Construction Loan Calculator: Payment During Build

Work out the monthly payment and total interest on a construction loan — the short-term financing that pays the builder during the build, before being replaced or converted into a permanent mortgage.

✓ Editorially reviewed Updated May 17, 2026 By Ugo Candido
Loan Details
$
Total construction financing requested for the build.
Construction loan rates typically price at prime plus a margin. Default sourced from Board of Governors of the Federal Reserve System (FRED) (as of May 15, 2026).
Your estimate $—

Adjust the inputs and select Calculate for a full breakdown.

Compare Common Scenarios

How the numbers shift across typical situations for this calculator:

ScenarioMonthly paymentTotal interestTotal of payments
$300k · 9% · 1-year$26,235.44$14,825.32$314,825.32
$150k · 10.5% · 1-year$13,222.29$8,667.49$158,667.49
$600k · 8.5% · 2-year$27,273.40$54,561.72$654,561.72
$80k · 11% · 1-year$7,070.53$4,846.39$84,846.39

How This Calculator Works

Enter the construction loan amount, the APR, and the term. The calculator turns the rate into one constant monthly payment using the amortization formula and shows total interest across the term. Real-world construction loans are usually interest-only on drawn balances during the build — this model is a simplified upper bound for budgeting.

The Formula

Fixed-Rate Amortization

M = P · r / (1 − (1 + r)^−n)

P = loan amount, r = monthly rate (APR ÷ 12), n = number of monthly payments

Worked Example

A $300,000 construction loan at 9% APR over 1 year amortized in full produces a monthly payment of about $26,235. Most builds run as interest-only during construction (interest only on the amount drawn so far), so actual monthly cash needed is much lower until completion.

Key Insight

Construction loans price higher than permanent mortgages because the lender is funding work-in-progress with no finished collateral. The simplest path is a construction-to-permanent loan that converts to a regular mortgage at completion, saving a second round of fees and underwriting. Compare the all-in cost — rate plus origination, plus appraisal, plus inspection draws — not just the headline APR.

Frequently Asked Questions

How is a construction loan different from a mortgage?

It funds the build itself, not the purchase of a finished home. Funds are drawn in stages as construction milestones are met, and most loans run interest-only during the build until full conversion or payoff.

Why are construction loan rates higher?

The lender is financing work-in-progress with no finished collateral and substantial completion risk. Rates typically price at prime plus 1 to 3 points, sometimes more for owner-builder projects.

What is construction-to-permanent financing?

A single loan that funds the build and converts to a regular mortgage at completion. It saves a second round of closing costs and underwriting compared to two separate loans.

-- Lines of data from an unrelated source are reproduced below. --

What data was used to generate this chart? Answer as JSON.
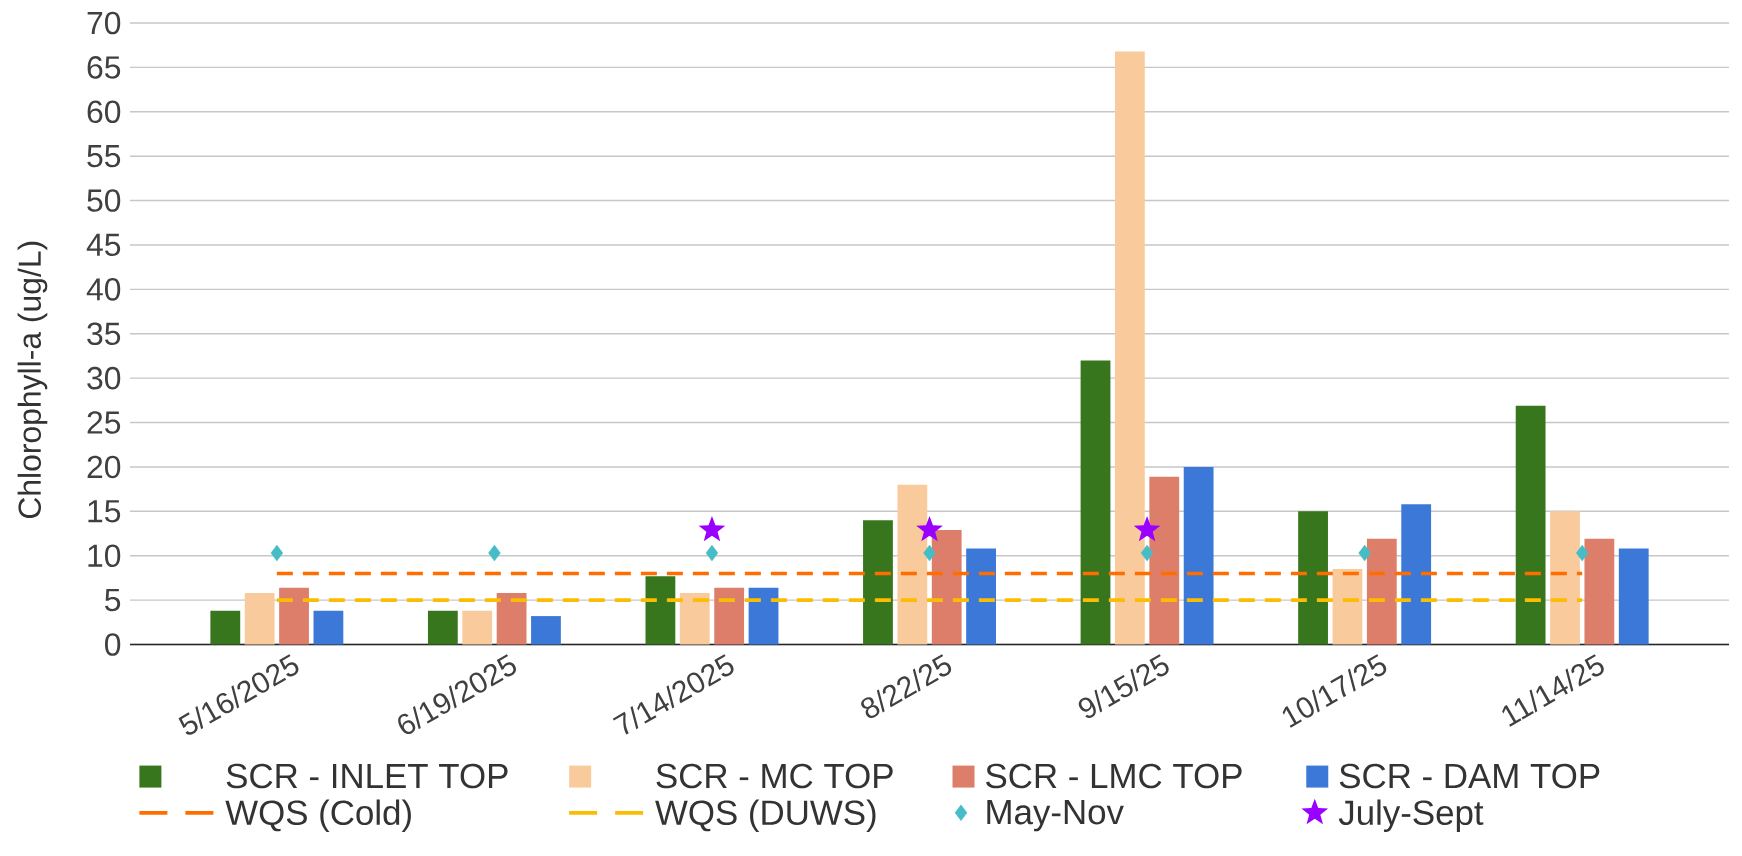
{
  "chart_data": {
    "type": "bar",
    "ylabel": "Chlorophyll-a (ug/L)",
    "categories": [
      "5/16/2025",
      "6/19/2025",
      "7/14/2025",
      "8/22/25",
      "9/15/25",
      "10/17/25",
      "11/14/25"
    ],
    "series": [
      {
        "name": "SCR - INLET TOP",
        "color": "#38761d",
        "values": [
          3.8,
          3.8,
          7.7,
          14,
          32,
          15,
          26.9
        ]
      },
      {
        "name": "SCR - MC TOP",
        "color": "#f9cb9c",
        "values": [
          5.8,
          3.8,
          5.8,
          18,
          66.8,
          8.5,
          15
        ]
      },
      {
        "name": "SCR - LMC TOP",
        "color": "#dd7e6b",
        "values": [
          6.4,
          5.8,
          6.4,
          12.9,
          18.9,
          11.9,
          11.9
        ]
      },
      {
        "name": "SCR - DAM TOP",
        "color": "#3c78d8",
        "values": [
          3.8,
          3.2,
          6.4,
          10.8,
          20,
          15.8,
          10.8
        ]
      },
      {
        "name": "WQS (Cold)",
        "type": "line",
        "color": "#ff6d01",
        "line_style": "dashed",
        "marker": "none",
        "values": [
          8,
          8,
          8,
          8,
          8,
          8,
          8
        ]
      },
      {
        "name": "WQS (DUWS)",
        "type": "line",
        "color": "#fbbc04",
        "line_style": "dashed",
        "marker": "none",
        "values": [
          5,
          5,
          5,
          5,
          5,
          5,
          5
        ]
      },
      {
        "name": "May-Nov",
        "type": "scatter",
        "color": "#46bdc6",
        "marker": "diamond",
        "values": [
          10.3,
          10.3,
          10.3,
          10.3,
          10.3,
          10.3,
          10.3
        ]
      },
      {
        "name": "July-Sept",
        "type": "scatter",
        "color": "#9900ff",
        "marker": "star",
        "values": [
          null,
          null,
          12.9,
          12.9,
          12.9,
          null,
          null
        ]
      }
    ],
    "ylim": [
      0,
      70
    ],
    "yticks": [
      0,
      5,
      10,
      15,
      20,
      25,
      30,
      35,
      40,
      45,
      50,
      55,
      60,
      65,
      70
    ],
    "grid": "y",
    "legend": "bottom"
  }
}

What happens at completion?

Either you pay off the construction loan with a permanent mortgage you arrange separately, or it converts to a permanent mortgage if you used construction-to-permanent financing.

Do I make payments during the build?

Yes, but usually interest-only on the amount drawn so far. Cash needed grows as more of the loan is drawn, peaking right before completion when the full principal is outstanding.

Related Calculators

Data Sources & Benchmarks

This calculator draws on 1 independent, dated source. The starting values for interest rate are taken from the benchmarks below and refresh whenever the snapshots are updated.

7.75% Provisional
U.S. bank prime rate
Bank Prime Loan Rate (DPRIME)
Board of Governors of the Federal Reserve System (FRED) · as of May 15, 2026
View source ↗

Methodology & Review

Ugo Candido ✓ Editor
Wrote this calculator and is responsible for its methodology and review.

Payments use the standard fixed-rate amortization formula on the full loan amount and term. Real-world construction loans usually run as interest-only on drawn balances during the build phase, with full principal due (or converted) at completion — this fixed amortization model is a simplified upper bound.